陳相彪，楊偉明，陸 婧,王春林,唐 聃,賀新媛,駱禮波,石 磊

(遵義醫(yī)學(xué)院附屬醫(yī)院 甲狀腺乳腺外科，貴州 遵義 563099)

·技術(shù)與方法·

研磨法和組織分離器制備乳腺癌腋窩淋巴結(jié)單細胞懸液的比較

陳相彪，楊偉明，陸 婧,王春林,唐 聃,賀新媛,駱禮波,石 磊

(遵義醫(yī)學(xué)院附屬醫(yī)院 甲狀腺乳腺外科，貴州 遵義 563099)

目的比較研磨法和Gentle MACS組織分離器制備乳腺癌患者腋窩淋巴結(jié)單細胞懸液在活細胞率、絲狀物及細胞團塊方面的優(yōu)缺點，為淋巴組織細胞培養(yǎng)和流式分析找到一種更為可靠的方法。方法分別用研磨法和Gentle MACS組織分離器制備單細胞懸液，臺盼蘭染色后計數(shù)活細胞、死細胞、細胞團塊和絲狀物，并比較兩種方法的優(yōu)缺。結(jié)果兩種方法制備的腋窩淋巴組織單細胞懸液在細胞存活率方面有顯著性差異(P<0.05)。在絲狀物和細胞團塊方面，組織分離器法絲狀物和細胞團塊數(shù)量更少(P<0.05)。結(jié)論制備淋巴組織單細胞懸液，組織分離器法較研磨法更為優(yōu)異。

乳腺癌；淋巴組織 ；單細胞懸液

乳腺疾病是婦女的常見病和多發(fā)病，研究表明：乳腺疾病的患病率高達38.94%【1】。乳腺癌是婦女常見惡性腫瘤。我國乳腺癌發(fā)病率一直高居不下。乳腺癌研究一直是醫(yī)學(xué)界研究熱點。乳腺癌淋巴轉(zhuǎn)移一直是乳腺癌轉(zhuǎn)移途徑重要組成部分。研究乳腺癌淋巴轉(zhuǎn)移常需要制備乳腺癌淋巴組織單細胞懸液。近年來，F(xiàn)CM越來越多應(yīng)用于臨床檢測和科研實驗【2】。乳腺癌腋窩淋巴組織單細胞懸液制備是研究乳腺癌先決條件。有關(guān)乳腺癌腋窩淋巴組織流式細胞術(shù)單細胞懸液的制備的研究顯得尤為重要。

流式細胞術(shù)標本制備是FCM檢測能否成功的關(guān)鍵環(huán)節(jié)。單細胞懸液制備有機械法、機械-化學(xué)法、機械-酶消化法、單細胞懸液制備儀【2】。機械法主要是利用研磨法、網(wǎng)搓法和剪碎法。由于乳腺癌腋窩淋巴組織自身的特點以及各種制備方法自身優(yōu)缺點，研磨法對于較脆的組織(如脾臟)和淋巴結(jié)常會獲得較滿意的效果。近年來，組織分離器越來越多的應(yīng)用于各種組織單細胞懸液的制備。本文就這一問題展開討論，將研磨法和組織分離器制備單細胞懸液的方法做一比較，客觀的研究兩種方法的優(yōu)缺點，探尋一種較為可靠的淋巴結(jié)單細胞懸液的制備方法。

1 材料與方法

1.1 主要實驗材料 離心機、 OLMPUS顯微、鏡細胞濾網(wǎng)(70um篩孔) 、移液器(10μl)、24孔細胞培養(yǎng)板、離心管、載玻片、研磨器、Gentle MACS組織分離器及C管電子天平。

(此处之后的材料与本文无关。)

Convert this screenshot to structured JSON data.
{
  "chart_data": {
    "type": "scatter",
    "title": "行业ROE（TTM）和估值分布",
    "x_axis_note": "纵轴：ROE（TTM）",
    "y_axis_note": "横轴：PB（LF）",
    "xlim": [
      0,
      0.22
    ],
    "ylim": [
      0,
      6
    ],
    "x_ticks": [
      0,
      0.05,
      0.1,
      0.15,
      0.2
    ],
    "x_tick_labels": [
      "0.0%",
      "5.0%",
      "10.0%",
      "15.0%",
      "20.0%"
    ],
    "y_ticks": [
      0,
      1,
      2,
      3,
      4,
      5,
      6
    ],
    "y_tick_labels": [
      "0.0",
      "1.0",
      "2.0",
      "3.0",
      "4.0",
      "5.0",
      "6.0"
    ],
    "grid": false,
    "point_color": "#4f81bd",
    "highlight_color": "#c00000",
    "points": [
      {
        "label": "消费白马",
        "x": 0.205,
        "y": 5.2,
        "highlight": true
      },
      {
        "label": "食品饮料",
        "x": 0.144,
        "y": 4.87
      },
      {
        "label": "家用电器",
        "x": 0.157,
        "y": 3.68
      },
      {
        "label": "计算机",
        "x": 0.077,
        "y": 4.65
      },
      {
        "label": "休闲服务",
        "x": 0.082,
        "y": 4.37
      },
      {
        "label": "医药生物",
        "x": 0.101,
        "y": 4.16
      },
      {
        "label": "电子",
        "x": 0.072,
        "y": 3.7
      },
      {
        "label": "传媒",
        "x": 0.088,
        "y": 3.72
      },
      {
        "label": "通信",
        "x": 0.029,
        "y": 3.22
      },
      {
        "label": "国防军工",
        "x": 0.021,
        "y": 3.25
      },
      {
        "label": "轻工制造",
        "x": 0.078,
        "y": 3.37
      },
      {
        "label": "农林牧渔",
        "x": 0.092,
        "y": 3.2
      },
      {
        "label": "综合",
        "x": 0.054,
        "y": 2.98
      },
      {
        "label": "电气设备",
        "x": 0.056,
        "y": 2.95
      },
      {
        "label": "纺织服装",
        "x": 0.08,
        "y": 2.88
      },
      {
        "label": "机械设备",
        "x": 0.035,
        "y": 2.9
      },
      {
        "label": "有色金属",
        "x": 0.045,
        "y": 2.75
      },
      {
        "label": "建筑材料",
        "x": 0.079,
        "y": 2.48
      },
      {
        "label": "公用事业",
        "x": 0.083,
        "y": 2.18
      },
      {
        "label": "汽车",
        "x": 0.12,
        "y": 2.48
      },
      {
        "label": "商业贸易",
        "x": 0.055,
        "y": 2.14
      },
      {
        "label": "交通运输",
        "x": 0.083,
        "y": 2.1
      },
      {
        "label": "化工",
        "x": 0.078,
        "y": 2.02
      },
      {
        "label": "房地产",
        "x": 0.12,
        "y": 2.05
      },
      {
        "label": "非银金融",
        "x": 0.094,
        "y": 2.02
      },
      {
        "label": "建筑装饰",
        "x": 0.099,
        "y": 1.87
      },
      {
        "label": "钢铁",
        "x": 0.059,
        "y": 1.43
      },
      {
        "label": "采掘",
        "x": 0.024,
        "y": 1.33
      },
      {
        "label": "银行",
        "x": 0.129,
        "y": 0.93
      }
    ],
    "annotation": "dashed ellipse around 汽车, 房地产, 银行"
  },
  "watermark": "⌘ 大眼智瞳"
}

1.2 主要實驗試劑 RPMI1640培養(yǎng)基、臺盼蘭染液、雙蒸水、PBS。

1.3 實驗方法

1.3.1 制備臺盼蘭染液 4%臺盼藍母液的配制：取4g臺盼藍，加少量蒸餾水進行研磨，加雙蒸水至100 mL，用濾紙過濾，4℃保存，使用時用PBS稀釋至0.4% 。

1.3.2 每份標本分為相同重量兩份，隨機分配到A組和B組。

1.3.3 A組，標本剪碎至2～4mm大小碎片，置入gentle MACS C管中，按比例加RPMI1640培養(yǎng)基。Gentle MACS組織分離器上按操作說明制備單細胞懸液。B組，眼科剪將組織剪成碎片，放入研磨器內(nèi)，加入適量的PBS，緩慢轉(zhuǎn)動研磨棒，研磨至勻漿，PBS沖洗研磨器，收集所得懸液。

1.3.4 濾網(wǎng)過濾，離心(1000rpm)10 min，棄上清，吹打混勻并配成10 mL液體。再次吹打混勻。

1.3.5 移液器取同量細胞放在24孔細胞培養(yǎng)板上臺盼蘭染色3～5 min。

1.3.6 OLMPUS顯微鏡觀察細胞并拍照。鏡下觀察，死細胞被染成明顯的藍色，而活細胞拒染呈無色透明狀。

1.3.7 計數(shù)細胞并統(tǒng)計細胞活力、細胞團塊、絲狀物數(shù)：活細胞率(%)= 活細胞總數(shù)/(活細胞總數(shù)+死細胞總數(shù))×100%。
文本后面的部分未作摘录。